Decided On February 13, 1990
Killath Parambil Hemza Appellant
V/S
Pakiriperambil Abdulla Respondents

JUDGEMENT

(1.) FIRST respondent herein was travelling in an autorickshaw belonging to the first appellant on 9.6.1984. The autorickshaw capsized and the passenger sustained grievous injuries. Alleging that the accident took place on account of rash and negligent driving on the part of the driver of the autorickshaw, the passenger filed a claim petition seeking compensation of Rs. 75,000/ -. The claim was opposed on the ground that it was a case of an inevitable accident. The amount claimed also was challenged as excessive. The Tribunal upheld the claim of the claimant to the extent of Rs. 41,000/ - directing the driver, owner and insurer to pay the amount with interest and costs. The owner and insurer of the vehicle have filed the appeal. The claimant has filed cross -objection.

(2.) THE claimant, examined as PW 1, and an independent witness examined as PW 2 uniformly deposed that the autorickshaw was being driven at an excessive speed and on that account it suddenly capsized injuring the passenger. The driver, examined as RW 1, deposed that he was driving the vehicle at a moderate speed and he saw two oxen rushing up from the opposite direction and to avoid collision swerved the autorickshaw and the autorickshaw capsized. As pointed out by the Tribunal, his interested testimony cannot outweigh the disinterested testimony of PW 2. The Tribunal was justified in holding that the accident arose on account of rash and negligent driving of the autorickshaw.

(3.) BOTH sides are dissatisfied with the quantum of compensation awarded. Evidence shows that the claimant sustained fracture of the shaft of left femur. Evidence of the doctor who treated the injured, namely, PW 3 shows that the fracture was initially treated by skeletal traction followed by cast bracing on 6.7.1984. X -ray showed fracture to be in good position and he was discharged on 18.7.1984 in plaster. He was advised to walk with crutches and to meet the doctor after six weeks. On 6.9.1984 he was readmitted because the fracture did not show any evidence of union. On 25.9.1984 an open reduction, internal fixation and bone -grafting were performed. He was ultimately discharged on 4.10.1984 with the wound healed and fragments in good position.
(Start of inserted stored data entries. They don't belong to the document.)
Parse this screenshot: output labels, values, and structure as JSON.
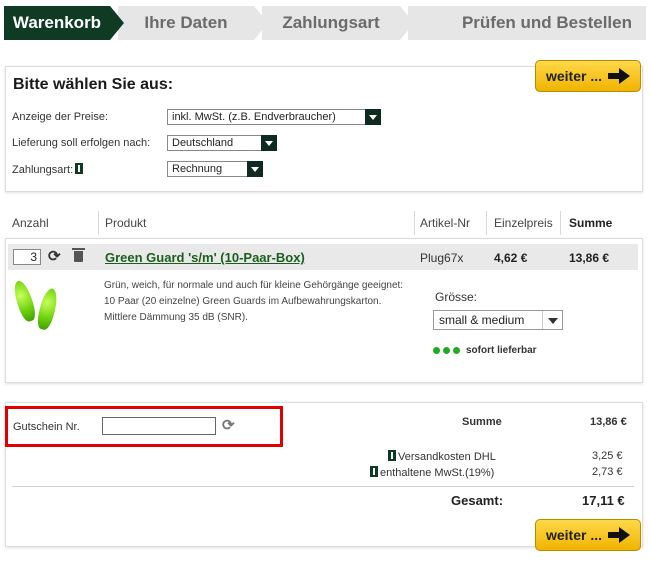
{
  "steps": [
    "Warenkorb",
    "Ihre Daten",
    "Zahlungsart",
    "Prüfen und Bestellen"
  ],
  "options": {
    "heading": "Bitte wählen Sie aus:",
    "weiter": "weiter ...",
    "price_label": "Anzeige der Preise:",
    "price_value": "inkl. MwSt. (z.B. Endverbraucher)",
    "delivery_label": "Lieferung soll erfolgen nach:",
    "delivery_value": "Deutschland",
    "payment_label": "Zahlungsart:",
    "payment_value": "Rechnung"
  },
  "table": {
    "headers": [
      "Anzahl",
      "Produkt",
      "Artikel-Nr",
      "Einzelpreis",
      "Summe"
    ],
    "item": {
      "qty": "3",
      "name": "Green Guard 's/m' (10-Paar-Box)",
      "article": "Plug67x",
      "unit_price": "4,62 €",
      "total": "13,86 €",
      "desc1": "Grün, weich, für normale und auch für kleine Gehörgänge geeignet:",
      "desc2": "10 Paar (20 einzelne) Green Guards im Aufbewahrungskarton.",
      "desc3": "Mittlere Dämmung 35 dB (SNR).",
      "size_label": "Grösse:",
      "size_value": "small & medium",
      "availability": "sofort lieferbar"
    }
  },
  "summary": {
    "voucher_label": "Gutschein Nr.",
    "summe_label": "Summe",
    "summe_value": "13,86 €",
    "shipping_label": "Versandkosten DHL",
    "shipping_value": "3,25 €",
    "vat_label": "enthaltene MwSt.(19%)",
    "vat_value": "2,73 €",
    "total_label": "Gesamt:",
    "total_value": "17,11 €",
    "weiter": "weiter ..."
  },
  "colors": {
    "brand_dark": "#0f3b25",
    "button_yellow": "#f5c518",
    "highlight_red": "#e00000",
    "product_green": "#1b5e20"
  }
}
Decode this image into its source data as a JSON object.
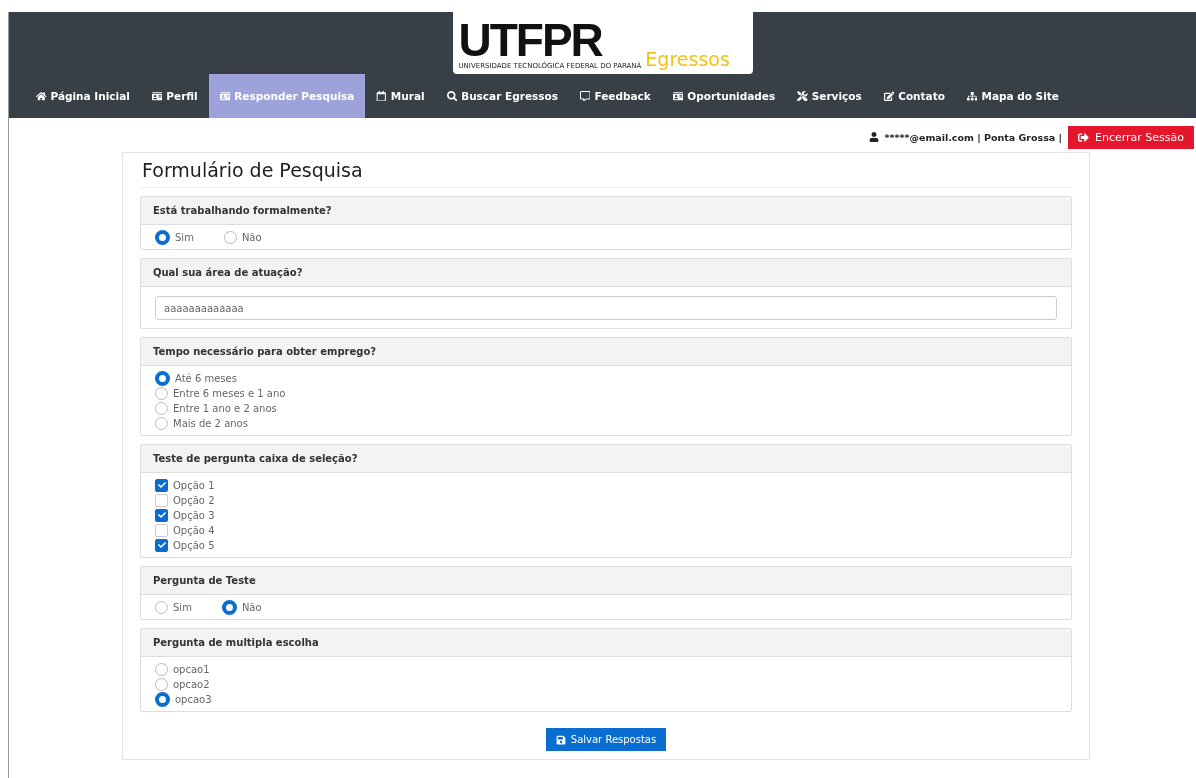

Considering the nature of the injury and the period of treatment, we are of opinion that the sum of Rs. 3,000/ - allowed toward loss of earnings, Rs. 3,000/ - allowed for medical expenses and Rs. 10,000/ - allowed for pain and suffering (as against the claim of Rs. 15,000/ -) is reasonable. As against the claim of Rs. 50,000/ - as compensation for permanent disability and loss of earning power, the Tribunal awarded Rs. 25,000/ -. The doctor did not contra -indicate the possibility of any permanent disability though he stated that ordinarily there is not likely to be permanent disability. There is no dispute that the claimant was working as an electrician. The Tribunal has found that a person employed in such a job requires full use of both the legs and he will not be in a position to climb steps or attend to similar activities. Even assuming that there was no permanent disability as such, it is undoubtedly a case where there would be loss of earning power. In these circumstances, we agree that the award of Rs. 25,000/ - is reasonable. There is no justification to either increase or reduce the amount awarded.